Profiler guided tour We ask the agent to show us around the profile so that we can also get an idea of what is going on

A Bonus: Learning to Read Profiles

So beyond just fixing issues, there's a hidden gem in this workflow: you can use the agent as a learning tool. Instead of just handing off the problem, try asking it to explain what it's looking at:

"What does this plateau tell us?"
"Why is this function taking so long compared to others?"
"What's the call path to this hot function?"
"What would you look for next in this profile?"

Over time, this might help you build intuition for reading profiles yourself, if you have never dived into one before, or you have only skimmed some briefly. The agent doesn't get tired of explaining, and you get a personalised tutorial every time you run a new profile. This turns a powerful but esoteric tool like a profiler into something more accessible, an assistant that can teach you at your own pace.

Is Profiling Data Really Necessary?

One observation that can be made at this point is how relevant profiling data is in this process. Would the agent been able to identify the same performance issues in the code without consulting any profiling data and by just looking at the code? To try answer this question, I have repeated the experiment, starting from the same commit, and I have asked the agent to identify any optimisation opportunities just by looking at the code

Try again without profiles The agent is now tasked to find optimisations without any profiling data

Perhaps unsurprisingly, after a first scan of the code, the agent feels the need to reach out for a profiler (cProfile from the Python standard library in this case) to guide its analysis.

The agent feels the need for profiling data

However, even with that data now at its disposal, it struggles quite a bit to decide what needs to be optimised. It looks as if it had identified the repeated validation issue, but it's not quite sure it is the best path to take. After 15 minutes the agent is still debating on what to do.

Long debate The agent is not quite sure what to do exactly

When asked where we are in terms of gains after some attempts at reducing some repeated operations, the agent replies that the gains are still quite marginal and that it needs to think about the code more.

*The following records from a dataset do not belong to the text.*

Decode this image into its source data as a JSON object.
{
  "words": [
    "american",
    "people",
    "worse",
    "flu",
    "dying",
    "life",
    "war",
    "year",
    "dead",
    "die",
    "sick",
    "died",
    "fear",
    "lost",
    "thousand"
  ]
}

Slow progress The agent is getting somewhere, but the progress is pretty slow by its own admission

Half an hour in we still haven't breached the 5% barrier, and when I ask the agent to validate its changes by running the test suite we discover a segmentation fault.

Tests are crashing hard The tests are failing hard with a segmentation fault

One fair conclusion we can draw from this is that indeed profiling data matters, as well as the quality of the data itself. Quite likely, the Austin MCP server was able to feed the agent with more fine-grained, detailed profiling data that allowed it to focus on the areas of the codebase that really needed attention to find those performance optimisation opportunities. With lower quality data, or with the lack of it, the agent feels a bit lost and tries to reach for that missing information by itself.

The Takeaway

Our experiment has highlighted that a coding agent, when equipped with good quality profiling data, can find genuine performance improvements without much hand-holding. Our baseline of 203 iterations per second jumped to 237 with about 15 minutes of agent time and no manual profiling or code inspection on our part. The agent identified an O(n²) algorithm, inlined hot paths, and eliminated unnecessary validation. Instead, when profiling data was missing or not so fine-grained, the agent struggled to find any solid and correct improvements.

So take that project you've been meaning to optimise, fire up a good profiler, and ask your favourite coding agent to take a look. You might be surprised how far a little profiling data goes.